Merlot Symphony

Paying a short visit to Merlot country last March, we spent two fabulous days among flowering camellia’s at the lake, walking to an almost deserted village in a steep valley surrounded by snow-white mountains. At dinner, in a simple but okay restaurant, we drank a local Merlot – what else? – that did remind us of that other well-known Merlot terroir: Bordeaux. Fruity, smooth, spicy, with a touch of vanilla and a long aftertaste, this Symphonia Barrique is the first wine of Chiericati in Bellinzona, Ticino, Switzerland. And like so much other wine makers in this country, their main business is a different one, although in this case not so very different: they import and sell Swiss, French and Italian wines since 1950. Only in 1986 they have started vinifying their own, from grapes of neighbouring farmers.

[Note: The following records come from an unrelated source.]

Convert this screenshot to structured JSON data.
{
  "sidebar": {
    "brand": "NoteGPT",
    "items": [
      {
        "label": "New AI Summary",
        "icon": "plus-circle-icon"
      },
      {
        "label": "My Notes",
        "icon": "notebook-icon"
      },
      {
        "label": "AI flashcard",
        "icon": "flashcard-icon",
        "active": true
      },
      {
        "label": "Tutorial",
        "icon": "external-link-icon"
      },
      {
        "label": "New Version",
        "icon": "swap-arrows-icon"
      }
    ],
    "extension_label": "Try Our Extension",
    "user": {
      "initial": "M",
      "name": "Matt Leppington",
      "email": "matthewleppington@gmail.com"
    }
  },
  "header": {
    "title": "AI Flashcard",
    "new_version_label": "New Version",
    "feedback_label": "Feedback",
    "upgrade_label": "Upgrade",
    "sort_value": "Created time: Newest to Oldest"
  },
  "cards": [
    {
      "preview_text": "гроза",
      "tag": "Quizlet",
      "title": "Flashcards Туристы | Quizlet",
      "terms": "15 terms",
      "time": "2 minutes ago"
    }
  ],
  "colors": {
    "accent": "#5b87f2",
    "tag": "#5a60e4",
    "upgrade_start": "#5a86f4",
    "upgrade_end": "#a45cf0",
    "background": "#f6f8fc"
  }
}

Ticino wasn’t always planted with Merlot. In fact, it is just over a century that Alderige Fantuzzi, who was to help the Ticinese to improve their wine production, concluded that Merlot had the best potential. Before that the American (hybrid?) grape Isabella was most popular, though one wonders why. Yes, high yields, good resistance against heat, mildew and phylloxera but poor wines with the foxy flavours that go with Vitis Labrusca types. I have even read it made people sick, but haven’t found how, or how bad. Sick and tired enough to replant almost the entire Canton with Merlot. It paid off. It took some time, of course, but now, one is told, Swiss Merlot can compete with the great wines of the earth. That is a bit much for most Swiss Merlot, maybe, but for this Symphonia Barrique I could agree. Competing is not winning, necessarily.